うしろめたい読書日記と書店のコンビニ化
序章 問題提起
現代の書店は、かつて「知の迷宮」として偶然性や出会いをもたらした場であった。しかし今日、その多くは「コンビニ化」した新刊平積みの場所へと変貌し、効率性と売れ筋主義に回収されている。そこでは「読むこと」そのものが標準化され、オリジナリティや探究性は失われつつある。本論は、この現状に対する批判的検討と、読書日記という営みを介した抵抗の可能性を論じるものである。私たちはいまや、ただ本を買う消費者ではなく、知の旅人としてどのように書店を通過し、読書日記に痕跡を残すべきかを問われているのだ。
第一章 うしろめたい読書日記とは何か
読書日記は、学術的批評や書評の形式とは異なり、きわめて私的で不完全な記録である。そのため、しばしば「うしろめたさ」を伴う。すなわち、「この程度の断片で公表してよいのか」「他者に通用するのか」という不安である。しかし、この不完全性こそが、読書日記を倫理的実践として特徴づける。なぜならそれは、完全さを欠いたまま他者に開かれる行為であり、他者の批判や共感を受け入れる準備を伴うからである。フーコーが言うように「自己への配慮」(souci de soi)は、同時に他者との関係性において自己を開く契機である¹。またレヴィナスの他者論は、他者に応答する責任を常に「不十分さ」の形で引き受けることを示唆している²。読書日記の「うしろめたさ」は、他者との関係における倫理的責任のしるしにほかならない。

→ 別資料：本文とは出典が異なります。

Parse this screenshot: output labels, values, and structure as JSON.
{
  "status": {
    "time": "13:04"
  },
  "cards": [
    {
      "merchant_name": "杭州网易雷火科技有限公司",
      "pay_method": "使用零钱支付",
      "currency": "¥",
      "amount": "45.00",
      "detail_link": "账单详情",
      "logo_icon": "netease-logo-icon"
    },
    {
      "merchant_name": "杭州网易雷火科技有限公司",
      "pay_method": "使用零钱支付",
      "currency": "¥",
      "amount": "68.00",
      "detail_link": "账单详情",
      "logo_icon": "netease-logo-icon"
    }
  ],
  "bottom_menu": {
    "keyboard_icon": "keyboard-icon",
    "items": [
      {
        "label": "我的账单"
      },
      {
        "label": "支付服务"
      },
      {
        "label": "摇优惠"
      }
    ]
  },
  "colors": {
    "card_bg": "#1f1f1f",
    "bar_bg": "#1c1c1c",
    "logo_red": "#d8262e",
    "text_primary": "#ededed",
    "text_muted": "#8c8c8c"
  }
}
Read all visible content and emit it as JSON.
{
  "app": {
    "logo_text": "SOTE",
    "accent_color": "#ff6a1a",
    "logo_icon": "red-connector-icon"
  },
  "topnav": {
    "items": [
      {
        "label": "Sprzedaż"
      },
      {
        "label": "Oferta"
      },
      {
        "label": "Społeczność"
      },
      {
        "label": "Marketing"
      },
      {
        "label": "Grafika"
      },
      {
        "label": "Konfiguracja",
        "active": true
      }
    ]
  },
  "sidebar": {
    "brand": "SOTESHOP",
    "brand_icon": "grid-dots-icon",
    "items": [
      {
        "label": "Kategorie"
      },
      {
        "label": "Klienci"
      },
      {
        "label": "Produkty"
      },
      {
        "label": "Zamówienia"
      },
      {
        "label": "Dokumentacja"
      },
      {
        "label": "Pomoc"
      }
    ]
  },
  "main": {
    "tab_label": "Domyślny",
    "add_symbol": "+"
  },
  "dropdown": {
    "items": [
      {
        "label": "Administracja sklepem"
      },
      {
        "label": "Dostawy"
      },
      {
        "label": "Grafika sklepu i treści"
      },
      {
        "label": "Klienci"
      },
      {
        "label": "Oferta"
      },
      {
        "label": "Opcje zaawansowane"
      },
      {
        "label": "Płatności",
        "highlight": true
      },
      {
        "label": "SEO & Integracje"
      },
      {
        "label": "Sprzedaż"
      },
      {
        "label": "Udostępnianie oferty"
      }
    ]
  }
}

その「うしろめたさ」はまた、書き手の言葉に震えを与える。学術論文の整然とした構築にはない、手探りの呼吸がそこに宿る。その呼吸は、孤独な部屋の机に置かれたノートを通じて、やがて見知らぬ他者へと橋を架けるのである。読書日記とは、自己の未熟さを隠さずに晒す勇気であり、その勇気が読書という営みを倫理化する。
第二章 書店のコンビニ化現象
「コンビニ化」とは、消費社会的な効率性と均質化によって、本屋が単なる商品陳列所と化す過程を指す。新刊やベストセラーが画一的に並び、いずれの都市に行っても同じ景色に出会う。そこには「未知との遭遇」や「偶然の発見」といった体験が失われている。小規模書店が経営的に生き残るために効率化を強いられるのは理解できるが、それは同時に書店の文化的意義を掘り崩すことになる。この現象は、ボードリヤールが論じた『消費社会の神話と構造』³に通じ、商品が差異を装いながらも実際には同質化を推し進めることと重なっている。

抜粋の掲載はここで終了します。